Opinion by
Judge Blatt,Mary H. Kovarik (claimant) appeals here from an order of the Unemployment Compensation Board of Review (Board) which disqualified her from receiving benefits under Section 402(b)(1) of the Unemployment Compensation Law1 (Law), 43 P.S. §802(b) (1). The Board held that she had voluntarily left *167work without cause of a necessitous and compelling nature.
The claimant was hired by Vanity Fair Corporation as a paste-up artist on June 21, 1976, and she worked in this capacity for three days. On the fourth day, she advised her employer that she would be unable to report to work because she had a sinus infection which she attributed to the cold temperature in the building where she worked. On the same day, she reported to the local unemployment office and, after explaining her problem, she was advised to obtain medical documentation of her sinus condition. Two days later, she saw her physician, who wrote a letter indicating that the claimant’s sinus infection was “brought on by the fact that she had to work in severe temperature changes,” but she did not then or later contact her employer. On July 1, 1976, a representative of her employer telephoned her to find out when- she would be returning to work, and, although her testimony regarding this conversation differs from the testimony of the employer’s representative, the latter’s testimony was that he understood that the claimant would not be returning to work.
The claimant’s request for unemployment benefits was denied by the Bureau of Employment Security, and this determination was later upheld by both the referee and the Board. The issue in the appeal, therefore, is whether or not she was properly denied benefits pursuant to Section 402(b) (1) of the Law, 43 P.S. §802(b)(1), for voluntarily leaving work without cause of a necessitous and compelling nature.
The burden of showing that a voluntary termination was with cause of a necessitous and compelling nature rests with the claimant. Pfafman v. Unemployment Compensation Board of Review, 7 Pa. Commonwealth Ct. 197, 300 A.2d 295 (1973). A physical disability may constitute such a cause for leaving em*168ployment, but the law requires that an employe inform his employer of his health problem, request a transfer to work which is suitable in light of the health problem, and offer evidence that, at the time of the termination, his health reasons were adequate to justify termination of his employment. Baldassano v. Unemployment Compensation Board of Review, 34 Pa. Commonwealth Ct. 457, 383 A.2d 988 (1978). The claimant must also show that he has made a reasonable effort to preserve his employment and that he has had no real choice but to leave. Pfeffer v. Unemployment Compensation Board of Review, 33 Pa. Commonwealth Ct. 601, 382 A.2d 511 (1978); Unemployment Compensation Board of Review v. Kapsch, 18 Pa. Commonwealth Ct. 456, 336 A.2d 652 (1975).
The claimant’s own testimony regarding discussion of her health problem with her employer is revealing:
Did you discuss your problem with anyone in supervision?
No.
Did you go to them and ask them for other work? Anyone?
No, I didn’t.
Why didn’t you?
Well that’s the type of work that I do.
The referee found that “[t]he claimant did not discuss her problem with her superiors, neither did she ask for other work or a leave of absence.” This finding is clearly supported by the claimant’s own testimony, and we must agree with the referee and the Board that the claimant did not make the kind of reasonable effort to preserve her employment which the law requires of her.

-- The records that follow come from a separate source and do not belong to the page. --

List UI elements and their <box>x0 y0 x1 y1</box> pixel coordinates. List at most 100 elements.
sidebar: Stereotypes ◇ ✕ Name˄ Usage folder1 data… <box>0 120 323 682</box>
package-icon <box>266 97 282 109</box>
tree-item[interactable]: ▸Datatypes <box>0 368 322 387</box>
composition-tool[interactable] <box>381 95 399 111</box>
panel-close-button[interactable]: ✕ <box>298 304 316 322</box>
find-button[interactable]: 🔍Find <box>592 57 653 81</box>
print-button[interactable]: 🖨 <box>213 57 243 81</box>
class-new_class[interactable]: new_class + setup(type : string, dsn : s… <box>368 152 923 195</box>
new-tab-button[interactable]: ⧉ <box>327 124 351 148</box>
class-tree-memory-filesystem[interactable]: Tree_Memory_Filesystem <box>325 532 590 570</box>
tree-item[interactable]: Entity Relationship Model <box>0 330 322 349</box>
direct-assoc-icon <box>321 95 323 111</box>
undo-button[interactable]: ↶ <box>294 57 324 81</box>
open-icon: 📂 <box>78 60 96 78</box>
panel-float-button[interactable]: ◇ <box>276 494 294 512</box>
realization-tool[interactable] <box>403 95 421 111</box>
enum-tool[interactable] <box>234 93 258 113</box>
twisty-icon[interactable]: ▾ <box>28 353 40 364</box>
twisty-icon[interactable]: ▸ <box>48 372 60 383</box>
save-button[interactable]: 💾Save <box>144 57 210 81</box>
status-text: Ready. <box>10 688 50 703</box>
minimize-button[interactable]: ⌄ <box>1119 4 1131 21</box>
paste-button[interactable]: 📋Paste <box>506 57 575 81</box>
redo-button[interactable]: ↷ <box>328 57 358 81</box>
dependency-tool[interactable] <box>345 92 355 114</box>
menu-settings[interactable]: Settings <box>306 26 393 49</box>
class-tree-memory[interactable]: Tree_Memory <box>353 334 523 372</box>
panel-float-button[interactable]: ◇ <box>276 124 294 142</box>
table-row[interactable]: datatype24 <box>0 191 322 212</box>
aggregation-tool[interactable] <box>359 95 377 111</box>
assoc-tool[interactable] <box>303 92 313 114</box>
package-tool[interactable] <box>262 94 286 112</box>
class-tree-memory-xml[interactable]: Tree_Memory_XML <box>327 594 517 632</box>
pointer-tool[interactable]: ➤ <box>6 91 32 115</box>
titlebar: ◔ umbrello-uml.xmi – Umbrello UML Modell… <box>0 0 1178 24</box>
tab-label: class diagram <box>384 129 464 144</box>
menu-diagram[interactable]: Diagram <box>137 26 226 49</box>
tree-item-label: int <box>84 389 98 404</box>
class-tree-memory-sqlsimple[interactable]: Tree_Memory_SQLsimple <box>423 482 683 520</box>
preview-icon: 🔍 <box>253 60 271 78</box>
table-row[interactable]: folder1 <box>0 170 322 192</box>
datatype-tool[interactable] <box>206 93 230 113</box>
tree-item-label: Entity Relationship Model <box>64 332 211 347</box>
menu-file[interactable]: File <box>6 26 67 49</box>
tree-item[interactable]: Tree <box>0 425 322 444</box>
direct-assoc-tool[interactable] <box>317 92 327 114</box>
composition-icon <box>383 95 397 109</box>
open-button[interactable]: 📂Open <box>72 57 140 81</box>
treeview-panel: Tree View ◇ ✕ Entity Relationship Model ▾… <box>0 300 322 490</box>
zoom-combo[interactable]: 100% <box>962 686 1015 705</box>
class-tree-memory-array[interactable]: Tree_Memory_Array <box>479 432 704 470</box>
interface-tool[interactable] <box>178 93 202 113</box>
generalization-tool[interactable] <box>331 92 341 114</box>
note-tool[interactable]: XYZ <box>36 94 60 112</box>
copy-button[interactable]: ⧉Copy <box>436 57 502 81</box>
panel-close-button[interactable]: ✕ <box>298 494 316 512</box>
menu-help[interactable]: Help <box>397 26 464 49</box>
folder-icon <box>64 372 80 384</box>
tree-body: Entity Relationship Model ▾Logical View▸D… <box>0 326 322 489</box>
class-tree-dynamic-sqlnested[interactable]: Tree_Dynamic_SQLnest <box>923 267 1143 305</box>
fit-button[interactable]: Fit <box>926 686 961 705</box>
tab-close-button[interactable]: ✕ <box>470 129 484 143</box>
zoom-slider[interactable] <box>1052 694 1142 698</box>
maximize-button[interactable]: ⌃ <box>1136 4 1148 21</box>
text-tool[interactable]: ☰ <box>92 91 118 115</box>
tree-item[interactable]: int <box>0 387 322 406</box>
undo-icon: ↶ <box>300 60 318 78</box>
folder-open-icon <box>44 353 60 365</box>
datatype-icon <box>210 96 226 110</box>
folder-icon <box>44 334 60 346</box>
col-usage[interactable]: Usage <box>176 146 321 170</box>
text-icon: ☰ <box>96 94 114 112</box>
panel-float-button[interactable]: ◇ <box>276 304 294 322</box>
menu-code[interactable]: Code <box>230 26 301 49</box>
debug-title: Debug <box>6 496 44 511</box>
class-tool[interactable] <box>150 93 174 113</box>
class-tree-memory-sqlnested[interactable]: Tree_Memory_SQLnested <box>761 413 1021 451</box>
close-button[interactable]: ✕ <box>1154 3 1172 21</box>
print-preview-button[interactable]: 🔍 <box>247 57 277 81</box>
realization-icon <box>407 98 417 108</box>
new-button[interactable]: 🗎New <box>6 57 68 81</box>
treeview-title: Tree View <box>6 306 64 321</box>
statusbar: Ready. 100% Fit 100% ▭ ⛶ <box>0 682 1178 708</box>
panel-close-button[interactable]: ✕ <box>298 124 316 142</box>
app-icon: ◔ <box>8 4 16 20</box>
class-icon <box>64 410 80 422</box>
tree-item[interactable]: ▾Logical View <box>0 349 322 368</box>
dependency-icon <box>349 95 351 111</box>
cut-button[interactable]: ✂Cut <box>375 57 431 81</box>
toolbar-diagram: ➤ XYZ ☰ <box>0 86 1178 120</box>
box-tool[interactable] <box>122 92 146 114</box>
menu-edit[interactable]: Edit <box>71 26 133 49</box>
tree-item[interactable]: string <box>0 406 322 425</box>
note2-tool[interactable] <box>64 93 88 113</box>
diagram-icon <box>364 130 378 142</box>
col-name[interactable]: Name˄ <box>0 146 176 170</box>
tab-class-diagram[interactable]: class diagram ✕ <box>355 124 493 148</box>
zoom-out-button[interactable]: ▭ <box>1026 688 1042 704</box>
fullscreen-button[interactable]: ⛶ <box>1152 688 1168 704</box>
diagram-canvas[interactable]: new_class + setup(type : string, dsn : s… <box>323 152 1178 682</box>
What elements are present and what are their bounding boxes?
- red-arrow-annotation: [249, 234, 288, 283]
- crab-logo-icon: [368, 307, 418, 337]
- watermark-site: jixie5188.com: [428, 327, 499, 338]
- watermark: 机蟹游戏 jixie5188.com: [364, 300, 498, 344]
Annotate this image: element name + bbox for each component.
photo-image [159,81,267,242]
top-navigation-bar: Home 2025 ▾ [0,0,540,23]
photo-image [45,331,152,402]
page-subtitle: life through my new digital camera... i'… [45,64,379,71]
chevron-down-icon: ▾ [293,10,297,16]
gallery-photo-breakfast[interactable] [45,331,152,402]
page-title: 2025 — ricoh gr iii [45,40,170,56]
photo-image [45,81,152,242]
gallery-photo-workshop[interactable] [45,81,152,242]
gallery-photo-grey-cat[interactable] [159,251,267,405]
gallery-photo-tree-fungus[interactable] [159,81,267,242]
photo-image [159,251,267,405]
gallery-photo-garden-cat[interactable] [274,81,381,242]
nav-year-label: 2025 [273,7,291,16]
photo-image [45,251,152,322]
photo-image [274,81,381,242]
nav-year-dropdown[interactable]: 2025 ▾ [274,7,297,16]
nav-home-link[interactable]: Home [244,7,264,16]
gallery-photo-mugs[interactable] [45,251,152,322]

We will, therefore, affirm the Board’s decision that this claimant should be disqualified from receiving unemployment benefits.
*169Order
And Now, this 21st day of June, 1978, the order of the Unemployment Compensation Board of Review, denying benefits to Mary H. Kovarik, is hereby affirmed.
Act of December 5, 1936, Second Ex. Sess., P.L. (1937) 2897, as amended, 43 P.S. §751 et seq.